Politicians quoting the film helped, says Uri director

Uri Director Aditya Dhar at IFFI 2019 in Pajim, Goa. | DH Photo: Pushkar V

Uri was one of the biggest commercial releases to be screened at the 50th International Film Festival of India (IFFI). The film was represented at the festival by director Aditya Dhar. DH caught up with him for an interview:

Q. You have denied that Uri is a propaganda film, but do you think it has ridden the nationalist wave in the box office?

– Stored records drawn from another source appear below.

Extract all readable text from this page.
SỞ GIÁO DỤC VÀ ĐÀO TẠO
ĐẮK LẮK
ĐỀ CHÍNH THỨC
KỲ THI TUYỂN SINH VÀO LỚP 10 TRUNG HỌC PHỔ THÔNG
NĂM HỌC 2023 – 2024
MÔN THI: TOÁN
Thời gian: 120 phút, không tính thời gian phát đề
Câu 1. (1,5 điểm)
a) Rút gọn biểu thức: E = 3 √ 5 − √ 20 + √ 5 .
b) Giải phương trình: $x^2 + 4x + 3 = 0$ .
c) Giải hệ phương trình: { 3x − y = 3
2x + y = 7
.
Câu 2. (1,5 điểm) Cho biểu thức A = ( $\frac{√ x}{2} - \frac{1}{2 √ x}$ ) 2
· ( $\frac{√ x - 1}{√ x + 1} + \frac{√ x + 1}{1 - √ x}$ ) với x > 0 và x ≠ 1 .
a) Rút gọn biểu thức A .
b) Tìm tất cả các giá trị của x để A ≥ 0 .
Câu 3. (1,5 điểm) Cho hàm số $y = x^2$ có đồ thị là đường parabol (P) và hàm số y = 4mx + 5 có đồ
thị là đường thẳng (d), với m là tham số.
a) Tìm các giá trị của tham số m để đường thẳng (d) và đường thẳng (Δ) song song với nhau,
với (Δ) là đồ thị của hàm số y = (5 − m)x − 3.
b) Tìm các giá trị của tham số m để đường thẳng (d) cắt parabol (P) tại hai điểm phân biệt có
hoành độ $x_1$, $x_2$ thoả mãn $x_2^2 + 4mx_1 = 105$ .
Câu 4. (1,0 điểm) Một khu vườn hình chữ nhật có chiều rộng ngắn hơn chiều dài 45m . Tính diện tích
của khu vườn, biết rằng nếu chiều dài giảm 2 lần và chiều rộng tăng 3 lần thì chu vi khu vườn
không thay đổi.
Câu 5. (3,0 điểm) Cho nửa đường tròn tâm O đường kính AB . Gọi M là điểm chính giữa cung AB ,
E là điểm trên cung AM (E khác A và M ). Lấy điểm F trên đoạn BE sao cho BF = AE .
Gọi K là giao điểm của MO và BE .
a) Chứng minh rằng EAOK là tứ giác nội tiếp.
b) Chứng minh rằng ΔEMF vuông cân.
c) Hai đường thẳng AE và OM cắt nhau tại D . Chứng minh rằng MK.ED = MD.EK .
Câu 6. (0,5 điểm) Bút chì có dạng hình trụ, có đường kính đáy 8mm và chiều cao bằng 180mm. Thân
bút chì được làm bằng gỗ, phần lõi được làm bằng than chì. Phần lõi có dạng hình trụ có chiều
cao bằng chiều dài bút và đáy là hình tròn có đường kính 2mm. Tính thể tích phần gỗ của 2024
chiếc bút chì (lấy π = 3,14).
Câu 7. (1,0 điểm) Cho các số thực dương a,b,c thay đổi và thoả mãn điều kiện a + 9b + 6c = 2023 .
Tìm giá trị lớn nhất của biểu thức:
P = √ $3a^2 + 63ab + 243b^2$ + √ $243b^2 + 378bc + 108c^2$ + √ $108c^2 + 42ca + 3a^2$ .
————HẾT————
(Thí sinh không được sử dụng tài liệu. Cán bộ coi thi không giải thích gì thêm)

A. See, when we were making that film, we didn’t know it’s going to become so big. The moment it released, the sort of response we started getting from the audience, from the army, it was completely overwhelming. Now, I don’t know what wave this is, but I know any great content in this country will work. There have been nationalist films in this country that have not worked. The audience is very smart nowadays. Social media is running everything and everybody is very aware. So, if you provide them great content, that is what will work.

Q. There were many government screenings and a lot of politicians have quoted the film. Was that added PR or advertisement?

A. Might be. Which generated a lot of awareness because we didn’t have a lot of stars in the film. It generated a lot of curiosity and yeah, it helped us a lot.

Q. Has anybody used ‘Uri’ to further their agenda?

A. Even if they have, I can’t do anything.

Q. But have they?

A. I have no idea. My point is that I am making a film for the audience. How the audience wants to use it -- it can be anyone across the spectrum, from a sportsperson to a minister to normal janta -- everybody is saying ‘How is the josh?’ I am happy that they are saying it. So, I am enjoying the process.

Q. Do you think showing a big Bollywood film at a festival takes away attention from smaller films?

A. We should be open to all kinds of cinema. And it should not be, like, it is a film festival, so it should have only small or parallel or art films. It should have everything. And that is the beauty of our country actually, that we should be open to everything. It should be from a great Bollywood masala film to the screening of an old Satyajit Ray film. At the end of the day, a festival like IFFI needs a lot of marketing and PR for it to be a global event. If there is a famous actor or a famous director attached to it, it will get a lot of media attention from abroad. And that is something we require. As a country, we require great, big events to happen over here. It’s great for the local economy.